Dan Watford benar-benar memecat Silva setelah hasil buruk, sebuah fakta yang anehnya hilang dari ringkasan Samuel.

Sekarang semua orang tampaknya mengetahui rincian klausul pelepasannya dari Fulham, yang merupakan semacam kebocoran yang terjadi ketika seorang manajer mengincar pekerjaan yang lebih baik. Dan jika semua ini membuat Silva naik ke posisi teratas dalam manajemen, kita biasanya akan mengabaikannya dan menganggapnya sebagai urusan sepak bola.

Namun secara profesional, Al-Ahly bukanlah promosi. Bukan dari Fulham, dan bukan dari Premier League. Ini murni langkah finansial dan meski tidak ada yang menilai, hal itu tidak menjadikan Silva sebagai sosok yang cocok untuk jangka panjang, atau sebuah proyek, atau manajer yang bisa diandalkan oleh klub untuk berada di sana minggu depan, jika dia melihat peluang di tempat lain.

Judulnya adalah 'Fulham pantas mendapatkan lebih karena Silva yang serakah bergabung dengan demam emas Saudi' jadi rasanya seperti ada yang menilai. Dan ternyata terlalu dini untuk menilai.

Hanya diperlukan satu penelusuran Google untuk menemukan asal muasal antipati terhadap Silva – hal ini dimulai pada tahun 2017 ketikaSamuel kehilangan akal karena Silva yang merupakan pemain asing dikaitkan dengan pekerjaan di Liga Premier, sedangkan Paul Clement dari Inggris tidak.

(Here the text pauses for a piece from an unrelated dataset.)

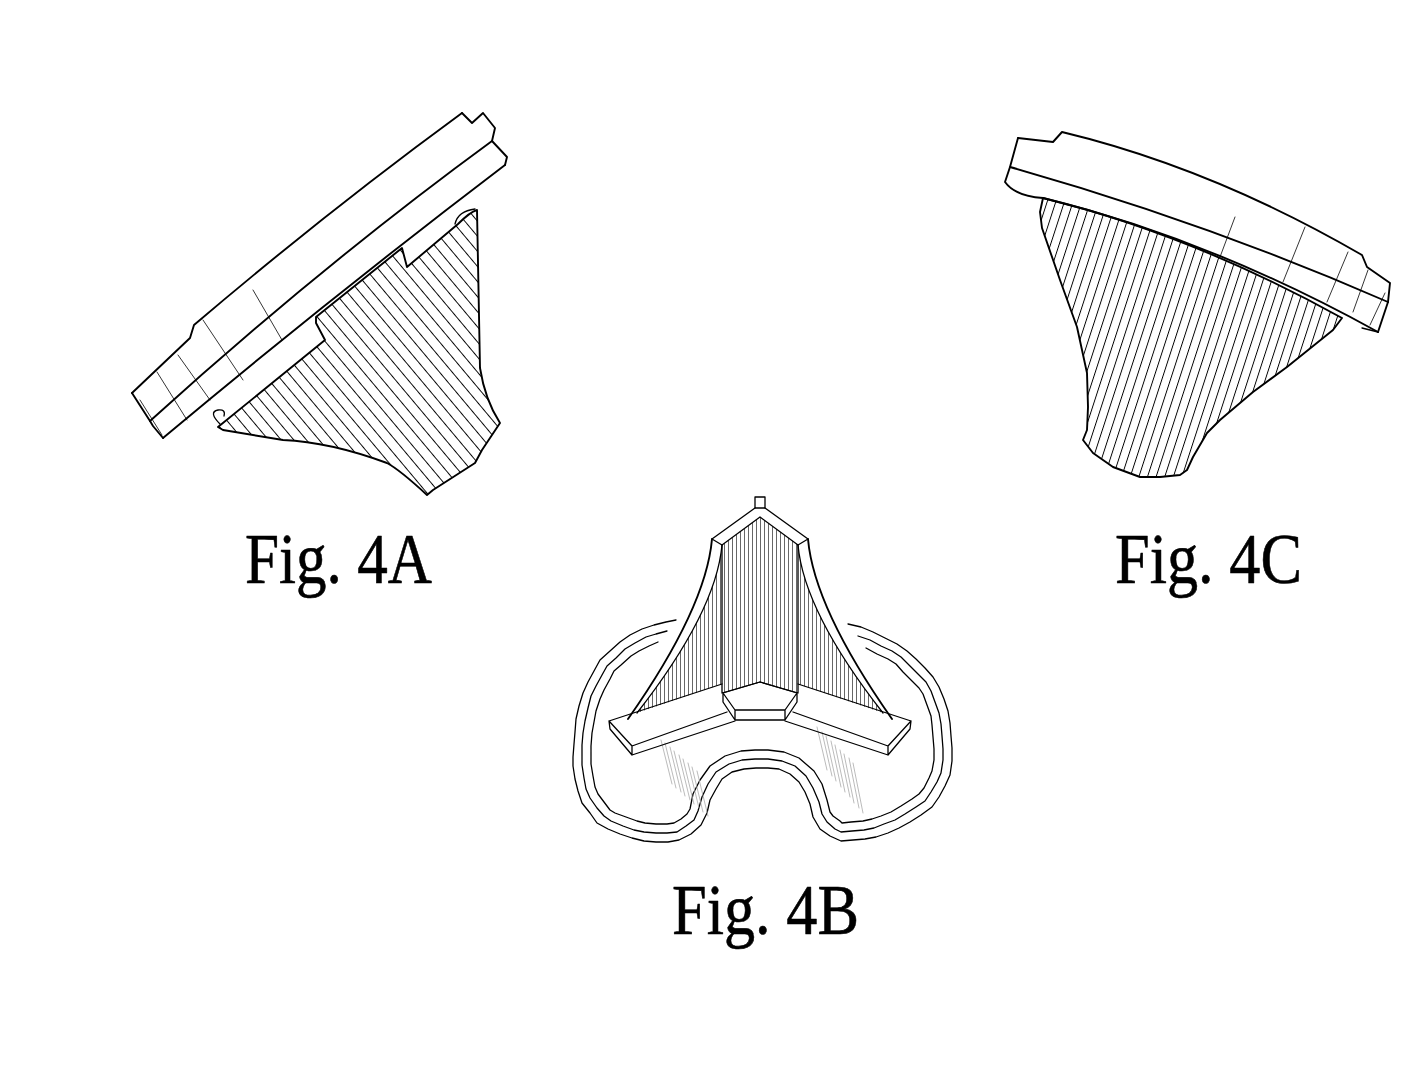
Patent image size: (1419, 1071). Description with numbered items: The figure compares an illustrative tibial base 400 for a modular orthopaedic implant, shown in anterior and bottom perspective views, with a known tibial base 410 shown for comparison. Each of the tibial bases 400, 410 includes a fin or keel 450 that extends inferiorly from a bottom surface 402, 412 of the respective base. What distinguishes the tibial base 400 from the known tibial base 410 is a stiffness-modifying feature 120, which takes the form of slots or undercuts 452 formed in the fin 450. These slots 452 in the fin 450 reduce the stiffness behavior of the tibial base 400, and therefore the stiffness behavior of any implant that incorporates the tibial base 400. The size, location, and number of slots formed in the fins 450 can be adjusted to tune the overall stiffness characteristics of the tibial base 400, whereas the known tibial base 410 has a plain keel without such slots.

Samuel benar-benar marah karena Clement – ​​yang sebenarnya memiliki pekerjaan di Swansea – tidak dikaitkan dengan pekerjaan yang lebih baik seperti Silva yang menganggur, memunculkan kiasan yang biasa tentang 'kejahatan' Clement adalah bahwa ia adalah orang Inggris.

Agaknya Samuel masih percaya bahwa kewarganegaraan adalah alasan mengapa Silva mengelola tim papan tengah Liga Premier dan Clement dipecat bersama dengan Frank Lampard karena melakukan pekerjaan buruk di Everton.

Dan bertahun-tahun kemudian, dia masih marah pada 'tentara bayaran' yang kini mengikuti uang itu ke Arab Saudi. Namun, dia belum melakukannya.

Itu pasti Jordan Henderson, yang kebetulan orang Inggris, jadi suka sekali, kawan.